The combined company will have a pro forma enterprise value of approximately $9 billion, based on the closing prices of Entegris and Versum Materials on Jan. 25, 2019, and approximately $3 billion in revenue and approximately $1 billion in adjusted EBITDA on a pro forma basis for the calendar year 2018.
The combined company will retain the Entegris name and will be headquartered in Billerica, MA, and will maintain a strong operational presence in Tempe, AZ.
Upon closing of the transaction, Entegris CEO Bertrand Loy will serve as CEO, Entegris CFO Greg Graves will serve as CFO, and Versum Materials general counsel Michael Valente will serve as general counsel of the combined company.
The combined company’s Board of Directors will have nine members, consisting of four directors from the existing Versum Materials board, including Seifi Ghasemi, chairman of the Versum Materials board, who will serve as chairman of the board of the combined company, and five directors from the existing Entegris board, including Loy.
“The combined company will be ideally positioned to more effectively help our customers achieve higher yields and new levels of performance and reliability, and together, we will be well positioned to take advantage of long-term secular semiconductor growth and to tackle new industry process challenges,” Loy said.

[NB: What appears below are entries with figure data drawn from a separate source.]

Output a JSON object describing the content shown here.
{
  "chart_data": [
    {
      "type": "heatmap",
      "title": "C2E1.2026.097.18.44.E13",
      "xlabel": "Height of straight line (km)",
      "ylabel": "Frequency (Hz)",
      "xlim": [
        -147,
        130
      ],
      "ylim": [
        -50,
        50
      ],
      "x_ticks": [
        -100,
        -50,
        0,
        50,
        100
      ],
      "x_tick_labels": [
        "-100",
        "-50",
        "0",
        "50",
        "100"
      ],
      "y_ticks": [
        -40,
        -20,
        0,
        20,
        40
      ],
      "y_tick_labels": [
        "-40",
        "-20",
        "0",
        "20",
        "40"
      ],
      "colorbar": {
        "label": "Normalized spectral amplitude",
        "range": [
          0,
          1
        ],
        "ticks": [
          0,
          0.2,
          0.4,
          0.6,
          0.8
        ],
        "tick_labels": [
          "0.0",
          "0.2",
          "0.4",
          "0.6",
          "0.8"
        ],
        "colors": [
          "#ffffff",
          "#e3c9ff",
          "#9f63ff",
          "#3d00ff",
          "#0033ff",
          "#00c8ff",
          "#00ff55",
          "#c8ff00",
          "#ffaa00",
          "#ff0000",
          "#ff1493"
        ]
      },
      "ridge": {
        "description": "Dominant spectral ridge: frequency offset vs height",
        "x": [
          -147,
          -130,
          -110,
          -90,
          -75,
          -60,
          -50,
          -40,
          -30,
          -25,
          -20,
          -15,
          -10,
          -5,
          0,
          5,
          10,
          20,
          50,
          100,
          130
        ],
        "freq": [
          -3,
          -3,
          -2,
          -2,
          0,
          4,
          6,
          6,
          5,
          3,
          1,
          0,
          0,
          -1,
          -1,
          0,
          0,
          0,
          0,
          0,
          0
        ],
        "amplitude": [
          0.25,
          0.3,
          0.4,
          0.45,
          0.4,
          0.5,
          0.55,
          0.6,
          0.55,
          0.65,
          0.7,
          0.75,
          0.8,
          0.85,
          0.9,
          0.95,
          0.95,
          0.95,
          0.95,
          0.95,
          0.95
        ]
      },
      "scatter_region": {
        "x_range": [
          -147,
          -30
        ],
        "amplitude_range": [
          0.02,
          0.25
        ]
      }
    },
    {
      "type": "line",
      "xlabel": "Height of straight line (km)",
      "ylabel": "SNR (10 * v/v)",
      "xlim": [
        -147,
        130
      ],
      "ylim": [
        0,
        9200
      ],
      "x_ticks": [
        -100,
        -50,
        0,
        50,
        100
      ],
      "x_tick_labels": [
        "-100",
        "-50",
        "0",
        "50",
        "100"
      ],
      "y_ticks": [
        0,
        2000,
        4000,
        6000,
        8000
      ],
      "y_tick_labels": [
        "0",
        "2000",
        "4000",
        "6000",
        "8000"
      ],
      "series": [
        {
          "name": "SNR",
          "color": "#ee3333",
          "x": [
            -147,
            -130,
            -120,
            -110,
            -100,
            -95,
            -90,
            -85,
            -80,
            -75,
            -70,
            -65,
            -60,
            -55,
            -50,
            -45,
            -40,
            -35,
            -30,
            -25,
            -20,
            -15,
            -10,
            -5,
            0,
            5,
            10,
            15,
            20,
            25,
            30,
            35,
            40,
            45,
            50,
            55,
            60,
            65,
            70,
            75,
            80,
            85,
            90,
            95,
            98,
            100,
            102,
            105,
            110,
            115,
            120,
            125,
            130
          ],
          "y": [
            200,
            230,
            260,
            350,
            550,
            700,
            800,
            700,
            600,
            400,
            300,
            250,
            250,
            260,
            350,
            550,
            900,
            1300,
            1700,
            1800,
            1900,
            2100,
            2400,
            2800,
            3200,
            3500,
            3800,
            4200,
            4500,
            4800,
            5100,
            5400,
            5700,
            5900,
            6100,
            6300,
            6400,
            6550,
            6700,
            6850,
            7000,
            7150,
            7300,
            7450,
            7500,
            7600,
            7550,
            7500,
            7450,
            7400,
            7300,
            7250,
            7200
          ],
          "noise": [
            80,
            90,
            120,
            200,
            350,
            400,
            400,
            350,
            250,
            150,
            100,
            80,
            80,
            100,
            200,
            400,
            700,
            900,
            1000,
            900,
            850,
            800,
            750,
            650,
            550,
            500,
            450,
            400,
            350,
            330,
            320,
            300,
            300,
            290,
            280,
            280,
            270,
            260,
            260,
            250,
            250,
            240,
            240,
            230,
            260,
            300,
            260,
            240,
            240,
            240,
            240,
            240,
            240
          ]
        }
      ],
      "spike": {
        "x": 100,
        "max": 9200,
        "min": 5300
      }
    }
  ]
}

“We could not ask for a better partner in Entegris,” Novo said. “This merger will create greater benefits and growth opportunities than either company could have achieved on its own. It dramatically accelerates our goal of portfolio diversification – creating an end-to-end materials solutions provider across the entire semiconductor manufacturing process. With enhanced global scale and world-class technical expertise, we’ll be poised to drive further innovation and support investments across our technology, infrastructure, and additional capabilities – enabling us both to better serve our customers and provide expanded opportunities for our employees.”
The transaction is expected to close in the second half of 2019, subject to the satisfaction of customary closing conditions, including receipt of US and international regulatory approvals, and approval by the stockholders of each company.